Even after reading this book I hadn't the foggiest of why the title. It seems to hint that everyone goes through what Ernest, the hero of story, goes through and yet most of the story is about the characters that do not change in the course of their live: Theobald, Christina, Joey, Charlotte, Ellen and Overton. Ernest undergoes many transformations, however; he goes from naive schoolboy, to sophisticated clergyman, to disgraced prisoner, to self-sufficient businessman, to happily married, to unhappily married, to happily unmarried, to penniless recluse, to well-endowed gallant and so forth. Certainly Ernest's way was not the way of all flesh, but the philosophical tidbits that Butler drops in at points throughout this embellished story of his own life enlightens us to the universals of life (which I suppose may be called the "the ways of all flesh").
The author pulls us into the story and drags us through the book with the unswerving intent of an oxen team pulling a plow. We marvel at the new and unexpected flora and fauna turned up into the open with each stroke of the plow. And through it all Ernest, muddied and wearied, holds onto the arms of the tiller. It is his life and he develops an inner determination that clears the biggest boulders from his path with dispatch.

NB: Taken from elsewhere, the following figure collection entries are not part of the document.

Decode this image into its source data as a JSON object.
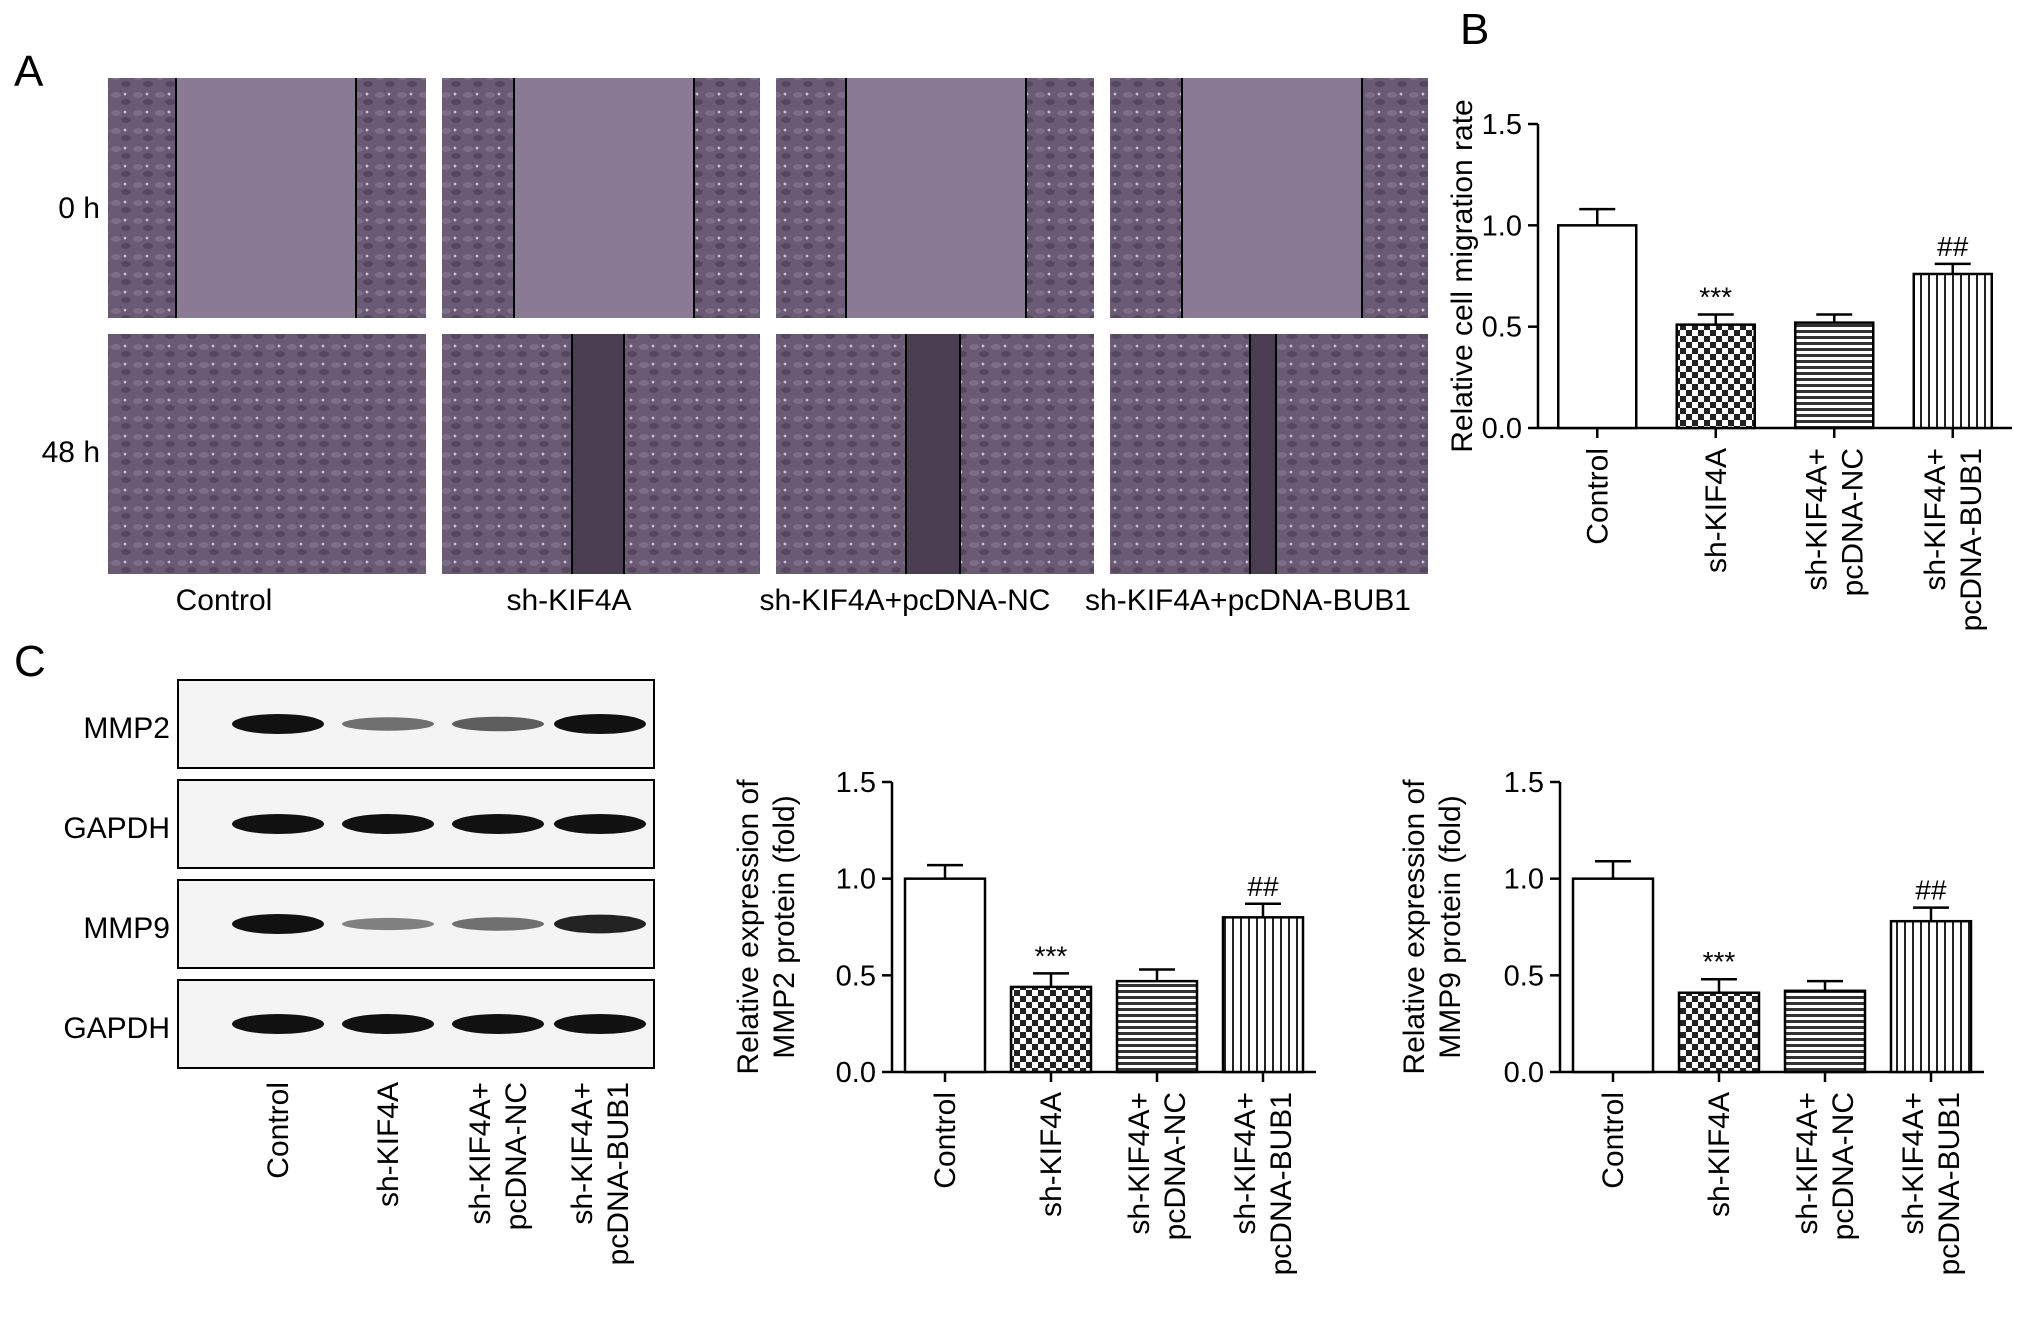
{
  "panel_letters": {
    "a": "A",
    "b": "B",
    "c": "C"
  },
  "panel_a": {
    "row_labels": [
      "0 h",
      "48 h"
    ],
    "column_labels": [
      "Control",
      "sh-KIF4A",
      "sh-KIF4A+pcDNA-NC",
      "sh-KIF4A+pcDNA-BUB1"
    ],
    "image_colors": {
      "open_area": "#8a7a93",
      "cells": "#5f5069",
      "line": "#000000"
    }
  },
  "panel_c_blot": {
    "bands": [
      "MMP2",
      "GAPDH",
      "MMP9",
      "GAPDH"
    ],
    "band_intensity": [
      [
        1.0,
        0.45,
        0.55,
        1.0
      ],
      [
        1.0,
        1.0,
        1.0,
        1.0
      ],
      [
        1.0,
        0.35,
        0.45,
        0.9
      ],
      [
        1.0,
        1.0,
        1.0,
        1.0
      ]
    ],
    "lane_labels": [
      [
        "Control"
      ],
      [
        "sh-KIF4A"
      ],
      [
        "sh-KIF4A+",
        "pcDNA-NC"
      ],
      [
        "sh-KIF4A+",
        "pcDNA-BUB1"
      ]
    ]
  },
  "chart_data": [
    {
      "type": "bar",
      "categories": [
        [
          "Control"
        ],
        [
          "sh-KIF4A"
        ],
        [
          "sh-KIF4A+",
          "pcDNA-NC"
        ],
        [
          "sh-KIF4A+",
          "pcDNA-BUB1"
        ]
      ],
      "values": [
        1.0,
        0.51,
        0.52,
        0.76
      ],
      "errors": [
        0.08,
        0.05,
        0.04,
        0.05
      ],
      "annotations": [
        "",
        "***",
        "",
        "##"
      ],
      "patterns": [
        "white",
        "checker",
        "horizontal",
        "vertical"
      ],
      "ylabel": [
        "Relative cell migration rate"
      ],
      "yticks": [
        "0.0",
        "0.5",
        "1.0",
        "1.5"
      ],
      "ylim": [
        0,
        1.5
      ]
    },
    {
      "type": "bar",
      "categories": [
        [
          "Control"
        ],
        [
          "sh-KIF4A"
        ],
        [
          "sh-KIF4A+",
          "pcDNA-NC"
        ],
        [
          "sh-KIF4A+",
          "pcDNA-BUB1"
        ]
      ],
      "values": [
        1.0,
        0.44,
        0.47,
        0.8
      ],
      "errors": [
        0.07,
        0.07,
        0.06,
        0.07
      ],
      "annotations": [
        "",
        "***",
        "",
        "##"
      ],
      "patterns": [
        "white",
        "checker",
        "horizontal",
        "vertical"
      ],
      "ylabel": [
        "Relative expression of",
        "MMP2 protein (fold)"
      ],
      "yticks": [
        "0.0",
        "0.5",
        "1.0",
        "1.5"
      ],
      "ylim": [
        0,
        1.5
      ]
    },
    {
      "type": "bar",
      "categories": [
        [
          "Control"
        ],
        [
          "sh-KIF4A"
        ],
        [
          "sh-KIF4A+",
          "pcDNA-NC"
        ],
        [
          "sh-KIF4A+",
          "pcDNA-BUB1"
        ]
      ],
      "values": [
        1.0,
        0.41,
        0.42,
        0.78
      ],
      "errors": [
        0.09,
        0.07,
        0.05,
        0.07
      ],
      "annotations": [
        "",
        "***",
        "",
        "##"
      ],
      "patterns": [
        "white",
        "checker",
        "horizontal",
        "vertical"
      ],
      "ylabel": [
        "Relative expression of",
        "MMP9 protein (fold)"
      ],
      "yticks": [
        "0.0",
        "0.5",
        "1.0",
        "1.5"
      ],
      "ylim": [
        0,
        1.5
      ]
    }
  ]
}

He is the ultimate "identified patient" in a family of a perfect father, loving mother, and perfect brother and sister. He must err, he must deviate from their expectations or not live at all. His first excursion from the perfect path was with Pryer when the two new clergymen planned the College of Spiritual Pathology. His first visitation to his selected converts is hilarious (albeit it sad). He ends up being converted by each person he visits in turn - the last one, a Miss Maitland, converts him into a prisoner.
In prison he finds the resolve to defy his parents to their face and begins to treat his life as a do-it-yourself job and does well - making mistakes in just the right way that befits his chronological age at the time. This is undoubtedly the perfect book for not-so-perfect teens in our time.